MB : La machine n'est pas arrêtée. Lisez les chiffres, le tourisme est encore en hausse, on a eu une année 2024 record et 2025 est bien partie pour battre l'année dernière. Il faut arrêter de faire du catastrophisme.

IAH : Le CHPF mais aussi l'hôpital de Uturoa sont au bord de l'asphyxie, on a l'impression que l'on met une rustine et que ça relâche après, qu'est-ce qui ne va pas ?

MB : Pendant 10 ans, aucun investissement n'a été fait. On se retrouve avec tout cela à rattraper, ce n'est pas évident. Il y a des malfaçons sur le toit du CHPF par exemple qui font que dès qu'il pleut, l'eau s'infiltre. Ce sont des dépenses énormes. Nous sommes à 15 milliards de francs d'estimation de travaux au CHPF.

IAH : Et pour ce qui concerne Uturoa ?

MB : Les travaux sont en cours. La difficulté est de rénover sans interrompre l'activité de l'hôpital. On a un hôpital de campagne qui va nous être livré l'année prochaine qui permettra d'installer rapidement un deuxième hôpital le temps que l'ancien soit rénové.

IAH : Un mot sur la réforme du mode de scrutin.
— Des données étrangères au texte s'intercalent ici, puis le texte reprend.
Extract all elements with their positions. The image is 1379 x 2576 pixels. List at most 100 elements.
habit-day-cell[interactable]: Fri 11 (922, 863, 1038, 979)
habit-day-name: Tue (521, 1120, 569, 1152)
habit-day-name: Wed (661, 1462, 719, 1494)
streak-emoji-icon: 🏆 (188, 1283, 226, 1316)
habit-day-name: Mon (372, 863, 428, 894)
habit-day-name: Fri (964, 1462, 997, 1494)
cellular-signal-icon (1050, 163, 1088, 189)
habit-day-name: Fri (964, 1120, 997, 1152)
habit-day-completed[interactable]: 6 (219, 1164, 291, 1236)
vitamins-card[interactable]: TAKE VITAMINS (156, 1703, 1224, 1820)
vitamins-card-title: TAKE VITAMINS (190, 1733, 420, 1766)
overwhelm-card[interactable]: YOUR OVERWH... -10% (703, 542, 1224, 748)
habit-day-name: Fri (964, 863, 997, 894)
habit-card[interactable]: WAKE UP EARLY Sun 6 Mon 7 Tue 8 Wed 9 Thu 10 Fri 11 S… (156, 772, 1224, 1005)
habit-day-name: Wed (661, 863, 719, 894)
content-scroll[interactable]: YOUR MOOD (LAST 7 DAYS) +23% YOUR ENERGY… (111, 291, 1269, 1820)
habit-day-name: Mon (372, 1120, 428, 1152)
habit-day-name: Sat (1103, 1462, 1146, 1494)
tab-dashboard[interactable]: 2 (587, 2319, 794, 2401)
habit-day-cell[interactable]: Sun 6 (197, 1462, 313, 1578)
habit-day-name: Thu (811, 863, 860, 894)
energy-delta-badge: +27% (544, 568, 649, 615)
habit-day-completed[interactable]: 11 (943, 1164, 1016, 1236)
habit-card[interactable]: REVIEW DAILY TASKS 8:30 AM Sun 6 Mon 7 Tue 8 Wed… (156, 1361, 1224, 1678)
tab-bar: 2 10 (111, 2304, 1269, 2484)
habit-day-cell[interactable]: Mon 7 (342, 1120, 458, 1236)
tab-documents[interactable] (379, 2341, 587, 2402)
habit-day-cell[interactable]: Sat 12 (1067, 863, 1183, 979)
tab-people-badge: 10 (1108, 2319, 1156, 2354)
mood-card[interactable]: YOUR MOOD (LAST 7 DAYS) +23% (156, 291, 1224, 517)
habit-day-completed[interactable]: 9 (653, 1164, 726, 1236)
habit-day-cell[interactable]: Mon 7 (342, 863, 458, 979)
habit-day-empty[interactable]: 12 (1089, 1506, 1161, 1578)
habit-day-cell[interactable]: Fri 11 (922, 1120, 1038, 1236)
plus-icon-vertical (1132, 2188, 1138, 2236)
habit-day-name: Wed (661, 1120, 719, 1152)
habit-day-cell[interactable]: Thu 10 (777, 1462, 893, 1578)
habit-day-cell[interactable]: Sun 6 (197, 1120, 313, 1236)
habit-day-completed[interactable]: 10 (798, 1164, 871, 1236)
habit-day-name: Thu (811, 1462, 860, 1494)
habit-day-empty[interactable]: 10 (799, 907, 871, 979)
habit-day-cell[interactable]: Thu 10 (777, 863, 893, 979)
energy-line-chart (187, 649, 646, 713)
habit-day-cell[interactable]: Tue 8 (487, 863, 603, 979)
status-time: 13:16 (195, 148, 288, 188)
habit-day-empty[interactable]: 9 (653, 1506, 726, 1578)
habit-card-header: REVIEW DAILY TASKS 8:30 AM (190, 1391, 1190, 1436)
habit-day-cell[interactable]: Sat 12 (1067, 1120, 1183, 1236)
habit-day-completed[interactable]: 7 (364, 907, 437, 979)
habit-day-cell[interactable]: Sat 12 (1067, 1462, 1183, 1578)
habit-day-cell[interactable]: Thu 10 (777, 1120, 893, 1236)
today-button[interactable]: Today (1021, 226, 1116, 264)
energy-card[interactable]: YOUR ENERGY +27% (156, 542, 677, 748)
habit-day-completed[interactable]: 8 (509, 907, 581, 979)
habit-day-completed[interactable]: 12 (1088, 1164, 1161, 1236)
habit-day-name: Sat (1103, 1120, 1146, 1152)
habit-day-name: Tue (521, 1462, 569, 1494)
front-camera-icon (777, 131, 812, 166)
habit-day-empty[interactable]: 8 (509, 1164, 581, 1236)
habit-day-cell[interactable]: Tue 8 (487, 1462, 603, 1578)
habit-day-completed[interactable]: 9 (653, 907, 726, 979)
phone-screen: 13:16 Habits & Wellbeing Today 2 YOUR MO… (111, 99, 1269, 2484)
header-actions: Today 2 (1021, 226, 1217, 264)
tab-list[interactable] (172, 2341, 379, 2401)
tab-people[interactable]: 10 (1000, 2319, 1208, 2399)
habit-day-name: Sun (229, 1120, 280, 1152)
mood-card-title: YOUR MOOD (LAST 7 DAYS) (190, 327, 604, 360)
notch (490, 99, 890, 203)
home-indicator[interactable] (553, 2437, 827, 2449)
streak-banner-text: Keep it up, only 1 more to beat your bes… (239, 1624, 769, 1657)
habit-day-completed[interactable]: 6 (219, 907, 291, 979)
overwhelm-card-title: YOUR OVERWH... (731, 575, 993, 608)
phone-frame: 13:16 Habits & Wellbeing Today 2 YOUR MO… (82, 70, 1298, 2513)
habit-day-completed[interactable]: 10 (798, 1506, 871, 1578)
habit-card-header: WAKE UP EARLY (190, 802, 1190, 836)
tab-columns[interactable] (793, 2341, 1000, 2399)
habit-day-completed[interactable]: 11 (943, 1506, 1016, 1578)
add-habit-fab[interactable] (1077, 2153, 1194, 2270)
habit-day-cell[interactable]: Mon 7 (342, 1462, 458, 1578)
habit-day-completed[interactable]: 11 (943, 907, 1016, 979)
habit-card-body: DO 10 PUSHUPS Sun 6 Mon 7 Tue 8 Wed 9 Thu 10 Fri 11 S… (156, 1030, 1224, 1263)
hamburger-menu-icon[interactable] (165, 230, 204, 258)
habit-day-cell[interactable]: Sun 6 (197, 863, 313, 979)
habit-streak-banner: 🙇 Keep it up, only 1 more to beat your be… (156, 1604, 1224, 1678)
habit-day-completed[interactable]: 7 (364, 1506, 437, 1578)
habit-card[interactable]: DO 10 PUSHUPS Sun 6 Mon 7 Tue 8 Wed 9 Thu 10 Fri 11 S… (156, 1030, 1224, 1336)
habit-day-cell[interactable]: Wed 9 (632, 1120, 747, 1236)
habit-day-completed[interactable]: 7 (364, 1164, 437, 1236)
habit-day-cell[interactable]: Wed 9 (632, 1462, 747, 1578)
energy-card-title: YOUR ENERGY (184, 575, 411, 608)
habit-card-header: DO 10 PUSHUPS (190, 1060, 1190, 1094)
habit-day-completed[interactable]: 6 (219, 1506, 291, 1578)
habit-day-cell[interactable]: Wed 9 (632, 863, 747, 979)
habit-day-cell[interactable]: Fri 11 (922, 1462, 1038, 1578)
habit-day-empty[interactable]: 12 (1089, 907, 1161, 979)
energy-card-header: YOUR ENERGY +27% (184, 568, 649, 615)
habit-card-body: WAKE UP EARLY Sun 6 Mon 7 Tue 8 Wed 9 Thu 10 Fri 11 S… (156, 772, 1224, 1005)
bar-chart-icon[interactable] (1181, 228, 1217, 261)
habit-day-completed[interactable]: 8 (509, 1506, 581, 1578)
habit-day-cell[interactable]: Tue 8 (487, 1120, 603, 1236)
La mission parlementaire composée des 3 députés polynésiens propose des retouches. Le seuil du second tour qui pourrait passer de 12,5% à 7 ou 10%, la prime majoritaire pourrait être ramené de 33% à 25% et concernant le nombre d'élus, Ahip a proposé de passer de 57 à 41 élus, ça ferait des économies, quel est votre avis ?

MB : C'est plus facile de faire ces préconisations quand on est dans la minorité (rires). Je ne suis pas forcément opposé à ces propositions. Il faut quand même que la majorité qui se dégage soit suffisante pour que l'on ait une stabilité. Je n'ai pas oublié les années d'instabilité entre 2004 et 2013.

IAH : Quel serait le meilleur moment pour réformer ?

MB : Ça ne peut pas se faire en milieu de mandat. Il faut le faire juste avant les élections territoriales.

IAH : Donnez-nous des raisons d'être optimiste.

MB : L'économie va bien. Les prix ne sont pas satisfaisants mais ils ne le sont nulle part dans le monde. L'emploi est au plus haut, le nombre d'entreprises créées est en augmentation et le tourisme se porte bien.